The mid-1980s experienced the first round of merger mania in the airline industry, as the bigger fish began devouring the smaller ones. Delta bought Western. Northwest swallowed Republic. Allegheny changed its name to US Air (LCC) and bought Piedmont. Frank Lorenzo merged Texas International and New York Air with Continental and People Express, then bought once-proud Eastern, which faded into bankruptcy.

Airlines that didn't grow, withered. Others tried to grow too fast and imploded. Pan Am, for so many years America's flagship international carrier, merged with National. TWA, another U.S. carrier with a strong overseas trade, bought Ozark. Pan Am sold its prime Pacific routes to United. Carl Icahn bought TWA and sold its prize asset, the London Heathrow route, to American (AMR). Now, TWA itself has been absorbed by American, and Pan Am is just a memory.

Meanwhile, the surviving carriers fattened up on the carrion of the failed and failing airlines. The Transportation Dept. did little to stop this rush toward market consolidation, or even slow it down. Former Transportation Secretary Elizabeth Dole and her successors never met an airline merger they didn't like. Samuel Skinner, Transportation Secretary under President George H. W. Bush, stated there would still be competition even if the industry consolidated down to three major carriers.

Fear of a Three-Airline Future

I was then, and still am, extremely fearful of a three-airline future. With only three major airlines, there would be enormous incentives for each carrier to refrain from competing with the others at their strong hubs and routes. This strategy would likely lead to the greatest mutual profitability, while strong competition across the board could prove suicidal to the airlines. Moreover, as each major carrier became larger and stronger, it would become increasingly difficult for new competition to gain a foothold in a market.

For example, let's take a look at a potential Northwest-Delta merger. Northwest operates major hubs at Detroit and Minneapolis-St.
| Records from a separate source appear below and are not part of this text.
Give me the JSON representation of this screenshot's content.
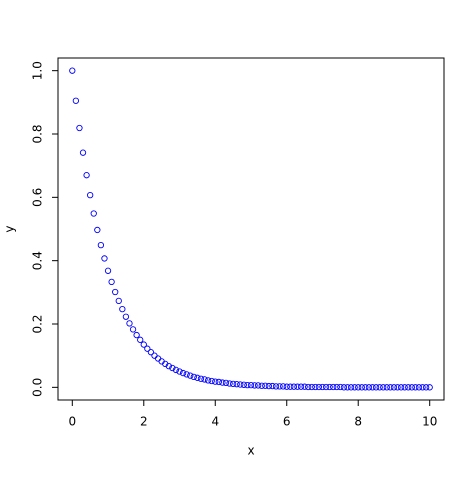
{
  "chart_data": {
    "type": "scatter",
    "x_label": "x",
    "y_label": "y",
    "x": [
      0,
      0.1,
      0.2,
      0.3,
      0.4,
      0.5,
      0.6,
      0.7,
      0.8,
      0.9,
      1,
      1.1,
      1.2,
      1.3,
      1.4,
      1.5,
      1.6,
      1.7,
      1.8,
      1.9,
      2,
      2.1,
      2.2,
      2.3,
      2.4,
      2.5,
      2.6,
      2.7,
      2.8,
      2.9,
      3,
      3.1,
      3.2,
      3.3,
      3.4,
      3.5,
      3.6,
      3.7,
      3.8,
      3.9,
      4,
      4.1,
      4.2,
      4.3,
      4.4,
      4.5,
      4.6,
      4.7,
      4.8,
      4.9,
      5,
      5.1,
      5.2,
      5.3,
      5.4,
      5.5,
      5.6,
      5.7,
      5.8,
      5.9,
      6,
      6.1,
      6.2,
      6.3,
      6.4,
      6.5,
      6.6,
      6.7,
      6.8,
      6.9,
      7,
      7.1,
      7.2,
      7.3,
      7.4,
      7.5,
      7.6,
      7.7,
      7.8,
      7.9,
      8,
      8.1,
      8.2,
      8.3,
      8.4,
      8.5,
      8.6,
      8.7,
      8.8,
      8.9,
      9,
      9.1,
      9.2,
      9.3,
      9.4,
      9.5,
      9.6,
      9.7,
      9.8,
      9.9,
      10
    ],
    "values": [
      1,
      0.905,
      0.819,
      0.741,
      0.67,
      0.607,
      0.549,
      0.497,
      0.449,
      0.407,
      0.368,
      0.333,
      0.301,
      0.273,
      0.247,
      0.223,
      0.202,
      0.183,
      0.165,
      0.15,
      0.135,
      0.122,
      0.111,
      0.1,
      0.091,
      0.082,
      0.074,
      0.067,
      0.061,
      0.055,
      0.05,
      0.045,
      0.041,
      0.037,
      0.033,
      0.03,
      0.027,
      0.025,
      0.022,
      0.02,
      0.018,
      0.017,
      0.015,
      0.014,
      0.012,
      0.011,
      0.01,
      0.009,
      0.008,
      0.007,
      0.007,
      0.006,
      0.006,
      0.005,
      0.005,
      0.004,
      0.004,
      0.003,
      0.003,
      0.003,
      0.002,
      0.002,
      0.002,
      0.002,
      0.002,
      0.002,
      0.001,
      0.001,
      0.001,
      0.001,
      0.001,
      0.001,
      0.001,
      0.001,
      0.001,
      0.001,
      0,
      0,
      0,
      0,
      0,
      0,
      0,
      0,
      0,
      0,
      0,
      0,
      0,
      0,
      0,
      0,
      0,
      0,
      0,
      0,
      0,
      0,
      0,
      0,
      0
    ],
    "color": "#0000ff",
    "xlim": [
      -0.4,
      10.4
    ],
    "xticks": [
      0,
      2,
      4,
      6,
      8,
      10
    ],
    "ylim": [
      -0.04,
      1.04
    ],
    "yticks": [
      {
        "value": 0,
        "label": "0.0"
      },
      0.2,
      0.4,
      0.6,
      0.8,
      {
        "value": 1,
        "label": "1.0"
      }
    ]
  }
}
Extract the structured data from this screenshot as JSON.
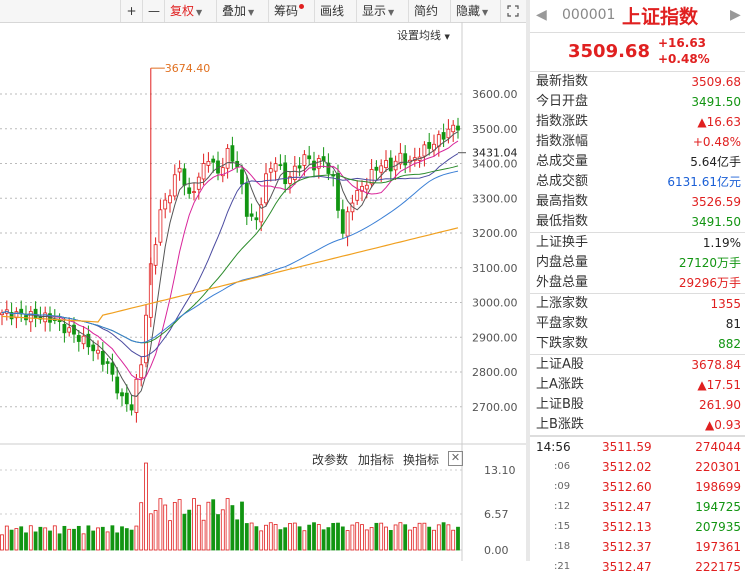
{
  "toolbar": {
    "plus": "+",
    "minus": "—",
    "fuquan": "复权",
    "diejia": "叠加",
    "chouma": "筹码",
    "huaxian": "画线",
    "xianshi": "显示",
    "jianyue": "简约",
    "yincang": "隐藏",
    "expand_icon": "fullscreen-icon"
  },
  "chart": {
    "setting_label": "设置均线",
    "peak_label": "3674.40",
    "current_price_label": "3431.04",
    "price_ticks": [
      "3600.00",
      "3500.00",
      "3400.00",
      "3300.00",
      "3200.00",
      "3100.00",
      "3000.00",
      "2900.00",
      "2800.00",
      "2700.00"
    ],
    "vol_ticks": [
      "13.10",
      "6.57",
      "0.00"
    ],
    "indicator_buttons": [
      "改参数",
      "加指标",
      "换指标"
    ],
    "close_label": "✕"
  },
  "colors": {
    "up": "#e02020",
    "down": "#129512",
    "ma5": "#555555",
    "ma10": "#d8249a",
    "ma20": "#4b4ba0",
    "ma30": "#2c8c2c",
    "ma60": "#3a7fd5",
    "ma120": "#f0a020"
  },
  "quote": {
    "code": "000001",
    "name": "上证指数",
    "price": "3509.68",
    "change": "+16.63",
    "change_pct": "+0.48%"
  },
  "stats": [
    {
      "label": "最新指数",
      "value": "3509.68",
      "color": "red"
    },
    {
      "label": "今日开盘",
      "value": "3491.50",
      "color": "green"
    },
    {
      "label": "指数涨跌",
      "value": "▲16.63",
      "color": "red"
    },
    {
      "label": "指数涨幅",
      "value": "+0.48%",
      "color": "red"
    },
    {
      "label": "总成交量",
      "value": "5.64亿手",
      "color": "black"
    },
    {
      "label": "总成交额",
      "value": "6131.61亿元",
      "color": "blue"
    },
    {
      "label": "最高指数",
      "value": "3526.59",
      "color": "red"
    },
    {
      "label": "最低指数",
      "value": "3491.50",
      "color": "green"
    }
  ],
  "stats2": [
    {
      "label": "上证换手",
      "value": "1.19%",
      "color": "black"
    },
    {
      "label": "内盘总量",
      "value": "27120万手",
      "color": "green"
    },
    {
      "label": "外盘总量",
      "value": "29296万手",
      "color": "red"
    }
  ],
  "stats3": [
    {
      "label": "上涨家数",
      "value": "1355",
      "color": "red"
    },
    {
      "label": "平盘家数",
      "value": "81",
      "color": "black"
    },
    {
      "label": "下跌家数",
      "value": "882",
      "color": "green"
    }
  ],
  "stats4": [
    {
      "label": "上证A股",
      "value": "3678.84",
      "color": "red"
    },
    {
      "label": "上A涨跌",
      "value": "▲17.51",
      "color": "red"
    },
    {
      "label": "上证B股",
      "value": "261.90",
      "color": "red"
    },
    {
      "label": "上B涨跌",
      "value": "▲0.93",
      "color": "red"
    }
  ],
  "ticks": [
    {
      "time": "14:56",
      "price": "3511.59",
      "vol": "274044",
      "pc": "red",
      "vc": "red"
    },
    {
      "time": ":06",
      "price": "3512.02",
      "vol": "220301",
      "pc": "red",
      "vc": "red"
    },
    {
      "time": ":09",
      "price": "3512.60",
      "vol": "198699",
      "pc": "red",
      "vc": "red"
    },
    {
      "time": ":12",
      "price": "3512.47",
      "vol": "194725",
      "pc": "red",
      "vc": "green"
    },
    {
      "time": ":15",
      "price": "3512.13",
      "vol": "207935",
      "pc": "red",
      "vc": "green"
    },
    {
      "time": ":18",
      "price": "3512.37",
      "vol": "197361",
      "pc": "red",
      "vc": "red"
    },
    {
      "time": ":21",
      "price": "3512.47",
      "vol": "222175",
      "pc": "red",
      "vc": "red"
    }
  ]
}
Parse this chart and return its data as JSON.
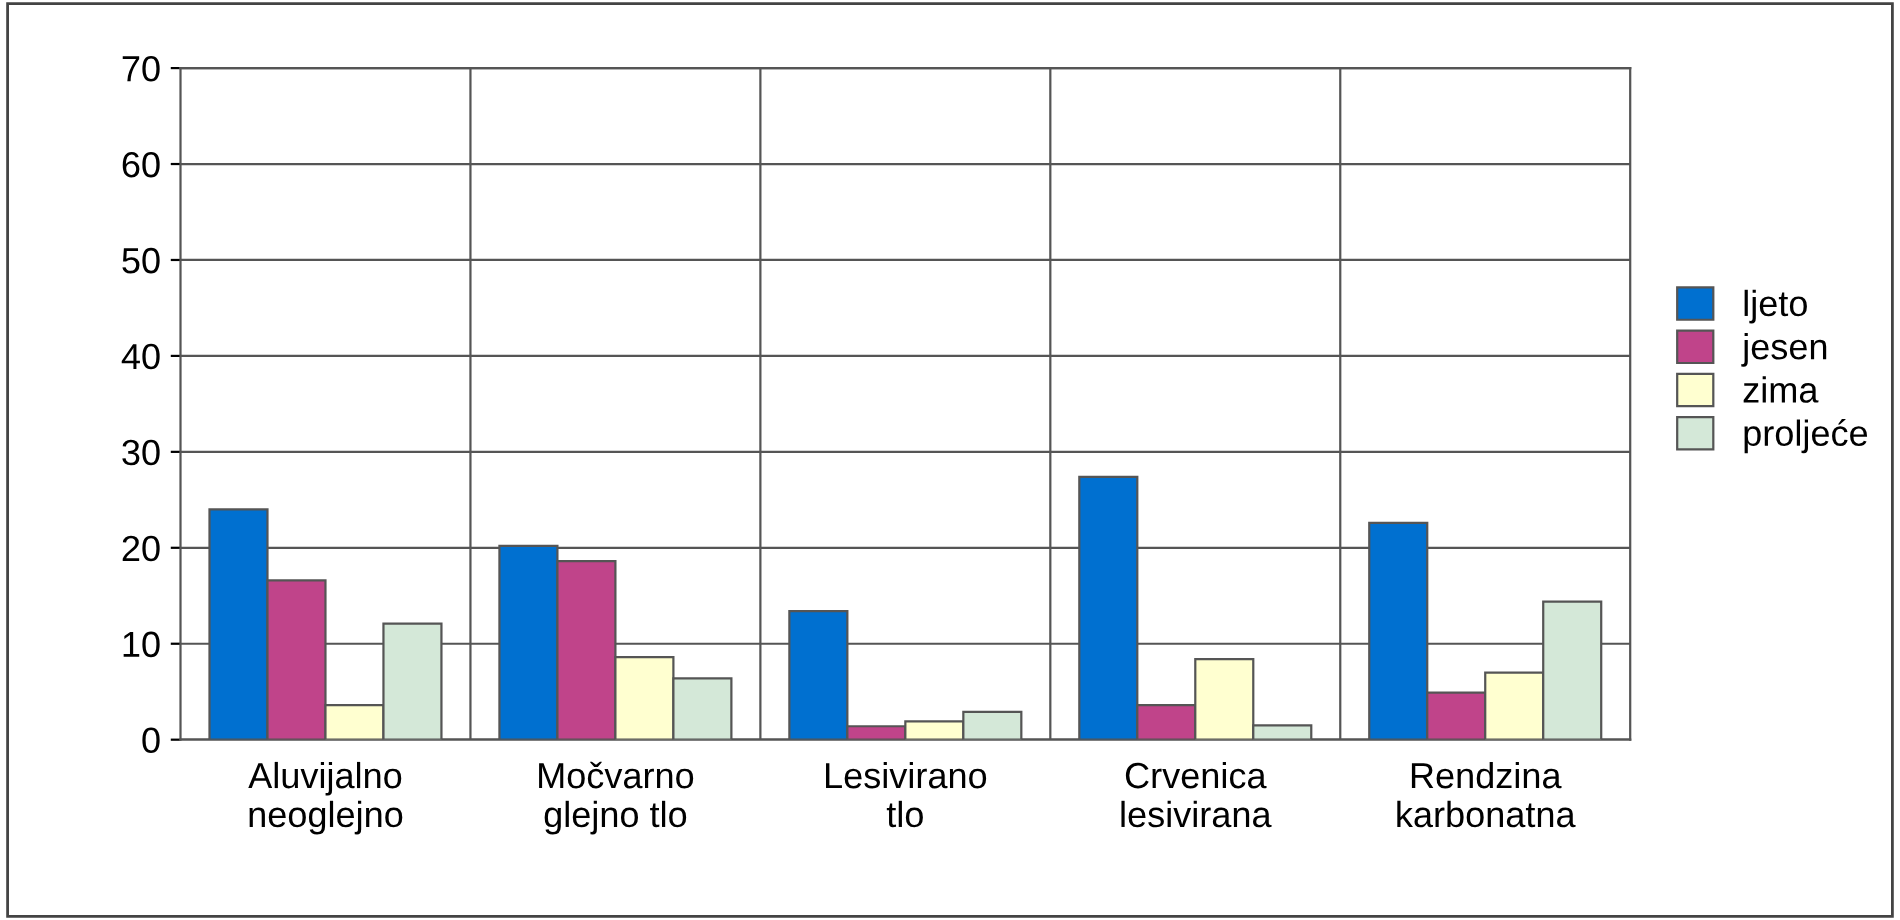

Paul. Not surprisingly, the airline's busiest route, in terms of passengers carried, is between those two markets.

Delta's home hub is Atlanta. Its most popular route is Atlanta-Orlando. Although Delta does not dominate service into and out of Orlando International Airport the way it does at Atlanta's Hartsfield-Jackson, the airline does dominate the Atlanta-Orlando route, and Atlanta is the most popular point of origin for flights to Orlando.